Lender Provident Financial has issued a trading statement announcing the resignation of its chief executive as it issues a profit warning.
Chief executive Peter Crook has stepped down and Manjit Wolstenholme has been appointed executive chairman.
The sub-prime doorstep lender is expecting losses of between £80m and £120m. The trading update says debt collection rates have dropped to 57 per cent from 90 per cent in 2016 and sales are £9m lower per week than in the same period last year.
In July the business brought in a new way of collecting loans by employing full-time “customer experience managers” rather than using self-employed workers.
However, the statement says: “The impact of higher than expected agent attrition and reduced agent effectiveness on collections performance and sales resulted in the announcement on 20 June 2017 that forecast pre-exceptional profits from [consumer credit division] would be reduced to around £60m.”
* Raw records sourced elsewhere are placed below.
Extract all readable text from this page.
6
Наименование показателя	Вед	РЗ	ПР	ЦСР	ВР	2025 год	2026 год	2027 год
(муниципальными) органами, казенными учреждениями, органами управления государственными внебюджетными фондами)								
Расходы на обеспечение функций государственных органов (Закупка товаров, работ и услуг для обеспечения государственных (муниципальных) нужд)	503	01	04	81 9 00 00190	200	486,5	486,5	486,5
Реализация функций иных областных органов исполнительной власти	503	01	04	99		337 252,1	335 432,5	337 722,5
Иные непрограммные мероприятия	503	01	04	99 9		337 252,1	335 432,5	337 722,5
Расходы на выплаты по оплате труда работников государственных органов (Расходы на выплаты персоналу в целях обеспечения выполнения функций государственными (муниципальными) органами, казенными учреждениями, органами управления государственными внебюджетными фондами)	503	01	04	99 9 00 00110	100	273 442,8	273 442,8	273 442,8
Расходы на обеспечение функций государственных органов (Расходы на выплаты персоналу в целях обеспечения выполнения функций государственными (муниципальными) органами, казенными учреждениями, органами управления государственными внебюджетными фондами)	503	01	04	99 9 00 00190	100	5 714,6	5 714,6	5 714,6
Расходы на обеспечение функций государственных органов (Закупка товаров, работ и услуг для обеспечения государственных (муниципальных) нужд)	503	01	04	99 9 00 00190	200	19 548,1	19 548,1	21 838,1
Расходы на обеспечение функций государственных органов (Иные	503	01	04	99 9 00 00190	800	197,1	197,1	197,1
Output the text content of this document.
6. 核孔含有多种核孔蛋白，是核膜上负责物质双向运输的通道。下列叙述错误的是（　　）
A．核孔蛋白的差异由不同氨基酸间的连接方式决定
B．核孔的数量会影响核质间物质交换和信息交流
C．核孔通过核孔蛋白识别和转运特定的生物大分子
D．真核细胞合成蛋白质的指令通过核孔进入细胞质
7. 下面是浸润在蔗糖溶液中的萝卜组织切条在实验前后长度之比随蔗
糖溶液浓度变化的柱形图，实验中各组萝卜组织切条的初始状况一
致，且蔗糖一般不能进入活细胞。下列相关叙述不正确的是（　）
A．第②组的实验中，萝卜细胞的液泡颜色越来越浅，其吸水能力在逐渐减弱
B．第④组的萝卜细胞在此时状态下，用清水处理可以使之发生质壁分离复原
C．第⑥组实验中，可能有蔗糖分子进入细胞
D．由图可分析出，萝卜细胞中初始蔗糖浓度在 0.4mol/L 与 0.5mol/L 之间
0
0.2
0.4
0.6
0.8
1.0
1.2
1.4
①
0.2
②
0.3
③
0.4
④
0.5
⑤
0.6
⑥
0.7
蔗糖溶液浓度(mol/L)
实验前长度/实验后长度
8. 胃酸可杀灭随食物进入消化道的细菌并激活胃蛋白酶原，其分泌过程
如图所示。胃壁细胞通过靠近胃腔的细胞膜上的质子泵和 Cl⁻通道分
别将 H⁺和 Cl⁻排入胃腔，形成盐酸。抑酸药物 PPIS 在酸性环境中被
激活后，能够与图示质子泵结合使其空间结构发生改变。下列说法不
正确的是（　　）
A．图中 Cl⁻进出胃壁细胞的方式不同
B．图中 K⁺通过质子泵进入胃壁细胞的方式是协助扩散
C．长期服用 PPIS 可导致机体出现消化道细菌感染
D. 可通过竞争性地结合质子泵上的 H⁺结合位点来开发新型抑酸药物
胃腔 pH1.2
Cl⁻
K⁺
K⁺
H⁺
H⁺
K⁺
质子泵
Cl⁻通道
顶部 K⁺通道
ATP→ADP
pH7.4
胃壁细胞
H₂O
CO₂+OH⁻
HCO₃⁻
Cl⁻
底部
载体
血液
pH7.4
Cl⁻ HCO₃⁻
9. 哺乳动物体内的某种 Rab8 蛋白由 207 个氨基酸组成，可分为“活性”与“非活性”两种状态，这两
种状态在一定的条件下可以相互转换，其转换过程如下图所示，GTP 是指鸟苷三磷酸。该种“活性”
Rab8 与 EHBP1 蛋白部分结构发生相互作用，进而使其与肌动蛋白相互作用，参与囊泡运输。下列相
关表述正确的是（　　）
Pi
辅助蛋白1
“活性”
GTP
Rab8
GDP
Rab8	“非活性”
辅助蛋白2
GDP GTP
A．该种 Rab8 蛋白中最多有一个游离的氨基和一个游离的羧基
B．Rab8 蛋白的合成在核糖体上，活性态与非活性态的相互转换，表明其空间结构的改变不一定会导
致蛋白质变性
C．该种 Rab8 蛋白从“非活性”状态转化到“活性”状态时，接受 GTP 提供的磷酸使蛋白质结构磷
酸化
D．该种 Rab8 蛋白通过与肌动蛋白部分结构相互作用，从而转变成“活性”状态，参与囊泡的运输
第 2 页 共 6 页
Provident is now reviewing the home credit business.
The statement also detailed an investigation by the FCA into sales of subsidiary Vanquis Bank’s repayment option plan product. Vanquis and the regulator entered into a voluntary agreement to suspend sales of the product in April 2016.
Provident will now not pay an interim dividend and says a full-year dividend is unlikely.
Wolstenholme says: “I am very disappointed to have to announce the rapid deterioration in the outlook for the home credit business. Protecting the group’s capital base through withdrawing the interim dividend and in all likelihood the full-year dividend is the appropriate response to maintain the highly valuable franchises of Vanquis Bank, Moneybarn and Satsuma. My immediate priority is to lead the turnaround of the home credit business.”